It’s been 200 years since the industrial revolution, which kick-started a culture that saw humans release unnatural amounts of carbon dioxide into the atmosphere, significantly altering the climate of our planet.

The relevance and importance of tackling the impact of climate change is now at the heart of scientific and political debates, most recently at the G20 in Buenos Aires, where the signatories of the Paris Climate Agreement reaffirmed their commitment to it whilst the US remained opposed to it.

It is common to point fingers at other nations when it comes to tackling climate change, but when you look at the carbon output of the UK (currently nearly 5,000 kW per person, per year) and consider this output over the last 200 years, we are only second to the US, ahead of China, in contribution to the total damage inflicted on our atmosphere.

Why we need to take the lead

Transport is the biggest cause of CO2 emissions by quite some margin – it consumes 38% of energy and accounts of 26% of greenhouse gas emissions. The climate change levy introduced in 2011 has not done enough to combat this, and it is now the role of large corporations, infrastructure owners and entrepreneurs to take more responsibility.

Network Rail committed to reduce its carbon emissions by 11% over CP5, and has therefore pushed for continuous improvements in energy efficiency through a framework of formal energy and carbon management programmes. This includes use of low carbon energy sources and use of whole-life costing techniques to future-proof low carbon development and design.

Most recently, our ‘bible’ for electrical design, BS7671, now includes an entirely new appendix devoted to energy efficiency in the 18th edition, due to come into force in January 2019. This means through every stage of rail design, construction, operation and maintenance, we need to have these principles at the forefront of our mind. It will be challenging, but exciting for engineers designing the future power systems for our rail network.

The key steps

The first action to take when assessing the new opportunities will, unsurprisingly, remain a focus on energy conservation. Elimination of waste can be accomplished through use of sensors and timers to turn electrical systems off and on accordingly, and through the management of our own behaviours, instilled through giving ownership of energy management decisions to local teams.

The next priority is to optimise efficiency in the way that energy is produced and consumed, introducing more efficient power transformers or heating technology, as well as looking to renewable sources such as solar and wind.

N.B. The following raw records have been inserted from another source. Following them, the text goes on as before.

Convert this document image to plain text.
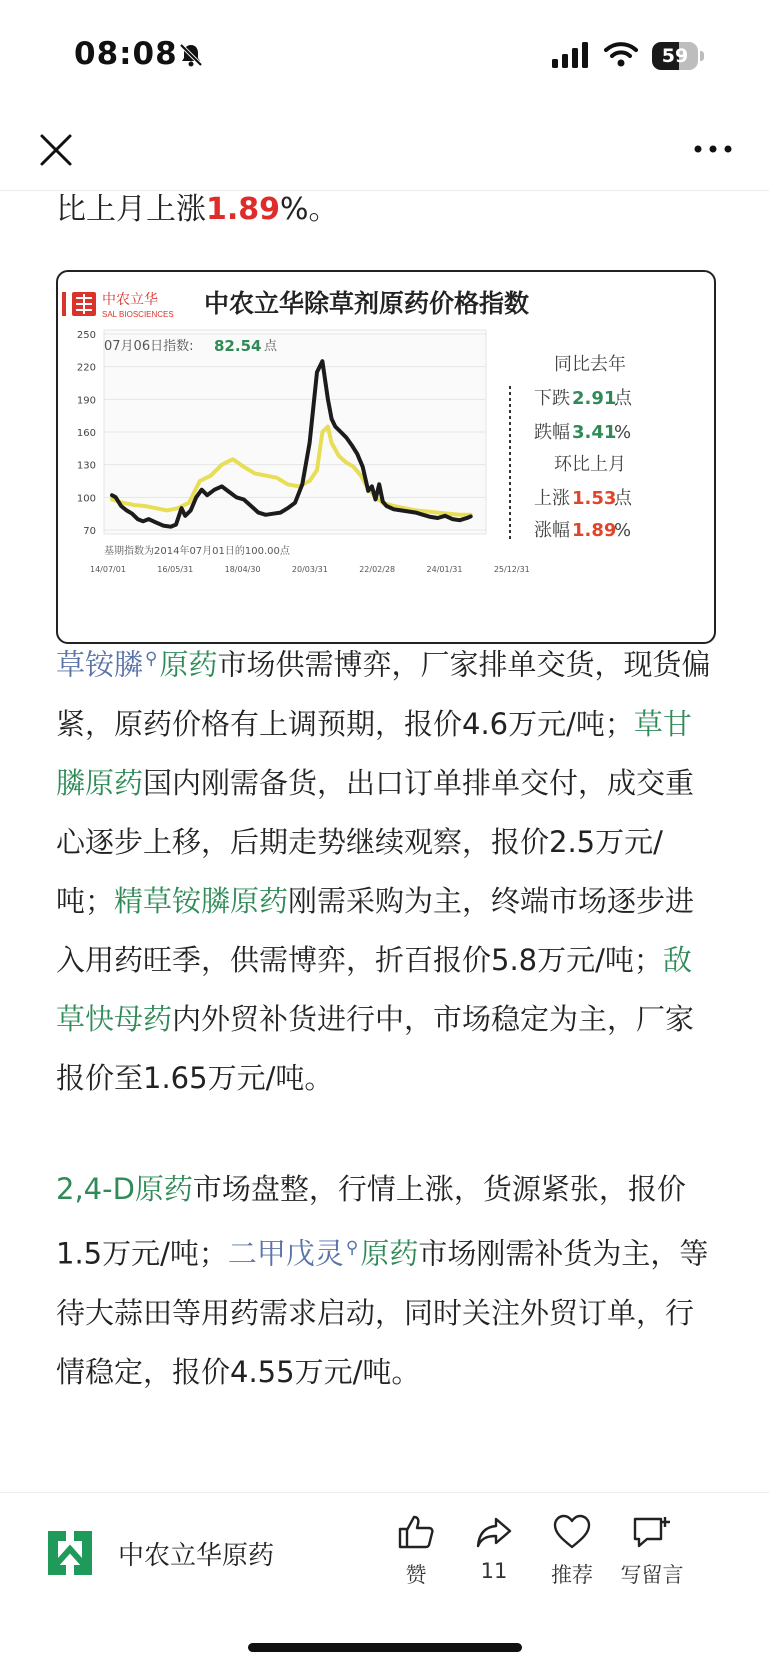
08:08	59
比上月上涨1.89%。
中农立华
SAL BIOSCIENCES 中农立华除草剂原药价格指数
250
220
190
160
130
100
70
14/07/01	16/05/31	18/04/30	20/03/31	22/02/28	24/01/31	25/12/31
07月06日指数: 82.54 点
基期指数为2014年07月01日的100.00点
同比去年
下跌 2.91
点
跌幅 3.41
%
环比上月
上涨 1.53
点
涨幅 1.89
%
草铵膦 ⚲原药市场供需博弈，厂家排单交货，现货偏紧，原药价格有上调预期，报价4.6万元/吨；草甘膦原药国内刚需备货，出口订单排单交付，成交重心逐步上移，后期走势继续观察，报价2.5万元/吨；精草铵膦原药刚需采购为主，终端市场逐步进入用药旺季，供需博弈，折百报价5.8万元/吨；敌草快母药内外贸补货进行中，市场稳定为主，厂家报价至1.65万元/吨。
2,4-D原药市场盘整，行情上涨，货源紧张，报价1.5万元/吨；二甲戊灵 ⚲原药市场刚需补货为主，等待大蒜田等用药需求启动，同时关注外贸订单，行情稳定，报价4.55万元/吨。
中农立华原药
赞	11	推荐	写留言
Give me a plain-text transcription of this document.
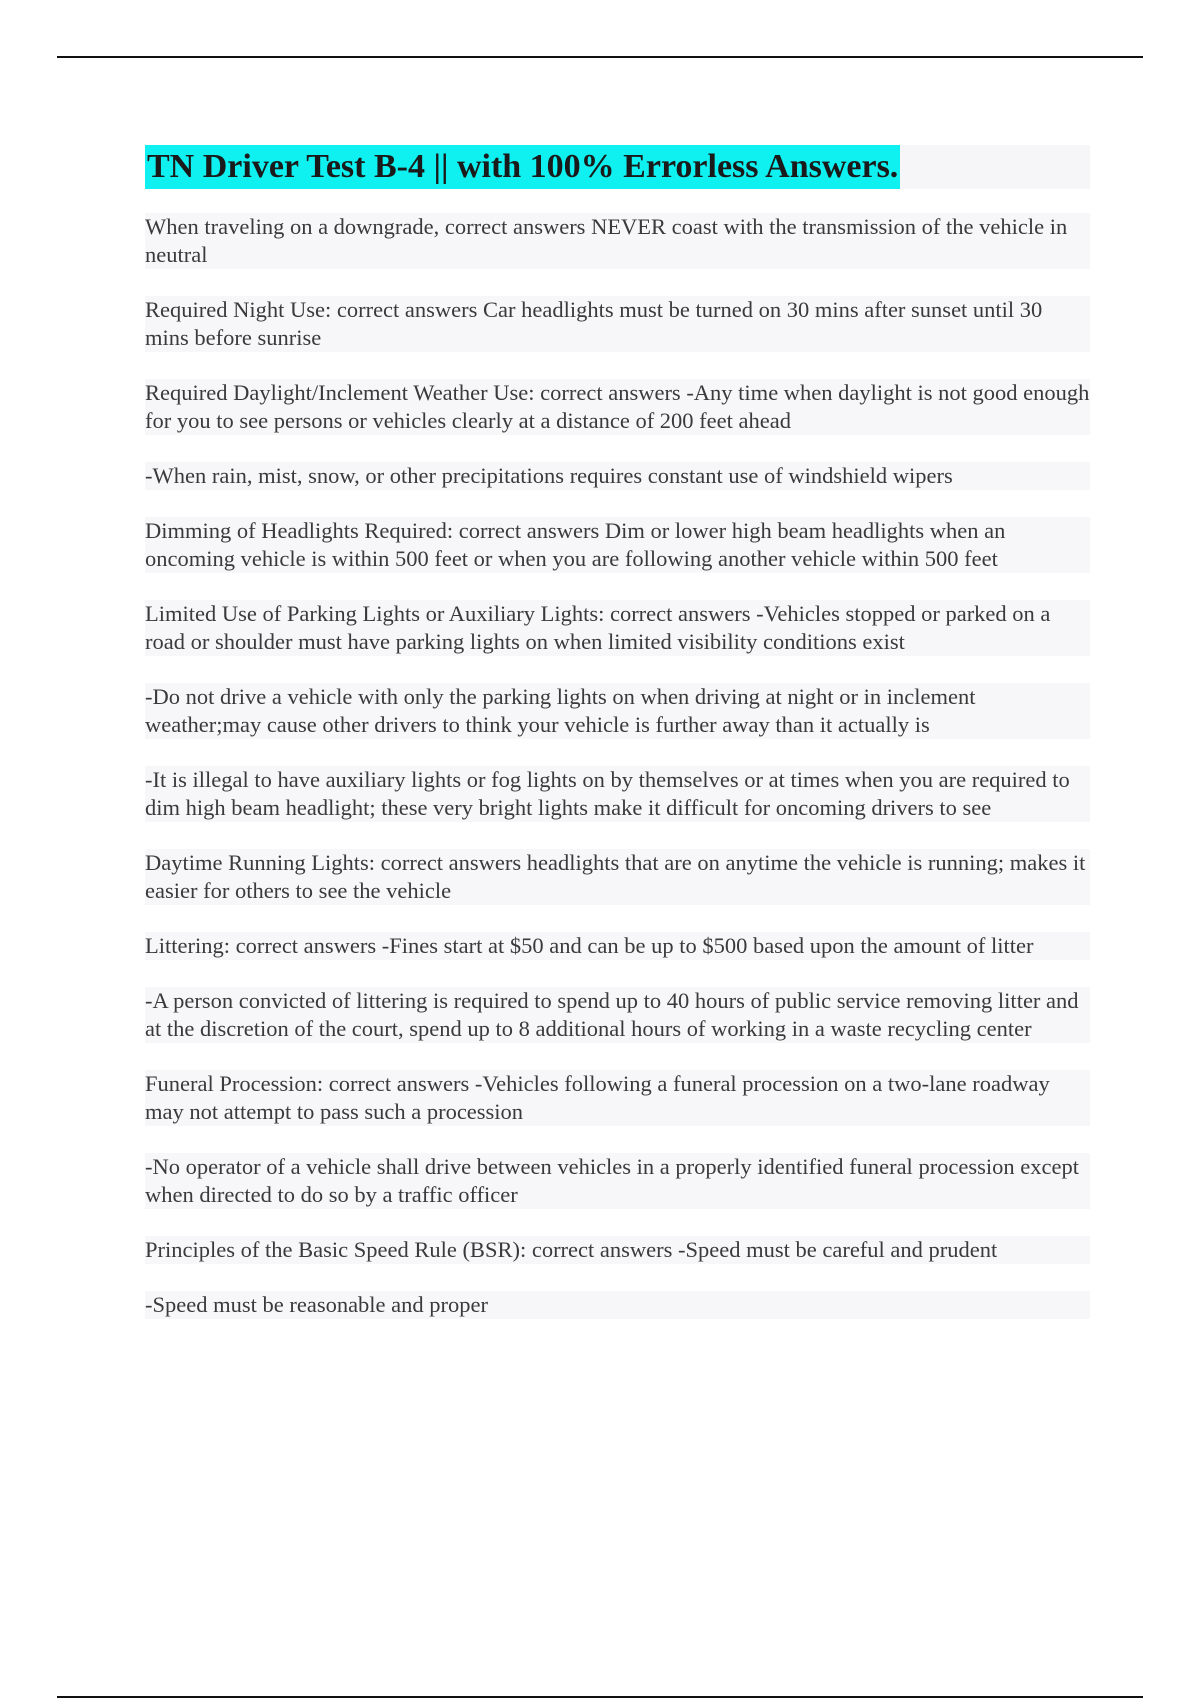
TN Driver Test B-4 || with 100% Errorless Answers.

When traveling on a downgrade, correct answers NEVER coast with the transmission of the vehicle in neutral

Required Night Use: correct answers Car headlights must be turned on 30 mins after sunset until 30 mins before sunrise

Required Daylight/Inclement Weather Use: correct answers -Any time when daylight is not good enough for you to see persons or vehicles clearly at a distance of 200 feet ahead

-When rain, mist, snow, or other precipitations requires constant use of windshield wipers

Dimming of Headlights Required: correct answers Dim or lower high beam headlights when an oncoming vehicle is within 500 feet or when you are following another vehicle within 500 feet

Limited Use of Parking Lights or Auxiliary Lights: correct answers -Vehicles stopped or parked on a road or shoulder must have parking lights on when limited visibility conditions exist

-Do not drive a vehicle with only the parking lights on when driving at night or in inclement weather;may cause other drivers to think your vehicle is further away than it actually is

-It is illegal to have auxiliary lights or fog lights on by themselves or at times when you are required to dim high beam headlight; these very bright lights make it difficult for oncoming drivers to see

Daytime Running Lights: correct answers headlights that are on anytime the vehicle is running; makes it easier for others to see the vehicle

Littering: correct answers -Fines start at $50 and can be up to $500 based upon the amount of litter

-A person convicted of littering is required to spend up to 40 hours of public service removing litter and at the discretion of the court, spend up to 8 additional hours of working in a waste recycling center

Funeral Procession: correct answers -Vehicles following a funeral procession on a two-lane roadway may not attempt to pass such a procession

-No operator of a vehicle shall drive between vehicles in a properly identified funeral procession except when directed to do so by a traffic officer

Principles of the Basic Speed Rule (BSR): correct answers -Speed must be careful and prudent

-Speed must be reasonable and proper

These are arguably the basics. What is also fundamental to effective management is a forensic understanding of power consumption. Use of load and supply monitoring equipment is key to appreciating consumption and behaviours and allows designers to optimise their selection of power distribution equipment.

For example, if a designer performs a detailed analysis of the interlocking and route-setting impacts on signalling equipment usage, it can avoid overestimating requirements, which would otherwise lead to oversized cables, UPS equipment and transformers. Supply quality monitoring will complement this by allowing mitigation of the losses in power associated with harmonic distortion, abnormal aging of equipment and other issues that impact energy efficiency.

This is just one example and, in a short blog series on LinkedIn, I will be sharing other examples of how we can create more effective energy management designs for low voltage supplies in the rail industry in areas including renewable energy, lighting and heating, signalling power, points heating and distribution cables. The principles I’ll explore can also apply to higher voltage supplies used for powering electric trains via contact electrification systems.

How we move forward

The biggest challenge to tackling climate change and improving energy management remains the level of motivation within industry and the general public. We are still recovering from the 2008 financial crisis so it is understandable that focus has been on the here and now rather than the future.

Media representation of the climate change arguments, with dramatic headlines, has also impacted the space and ability for us to have a reasoned and calm discussion of the information we are provided with.

However, ongoing financial pressures are now proving to be a blessing in disguise to those pushing for stronger climate change measures. Ultimately, someone has to pay the bill and, faced with increasing costs for every wasted litre of fuel or watt of energy, governments and transport chiefs now need to act.

In rail power, the cheapest and easiest option by far is to develop our understanding of what equipment we are supplying and how it interacts, which will allow us to adopt a smarter way of controlling it. By taking small steps, and introducing innovative solutions, we can have a big impact on a major issue, becoming the rail engineers for our grandchildren’s future.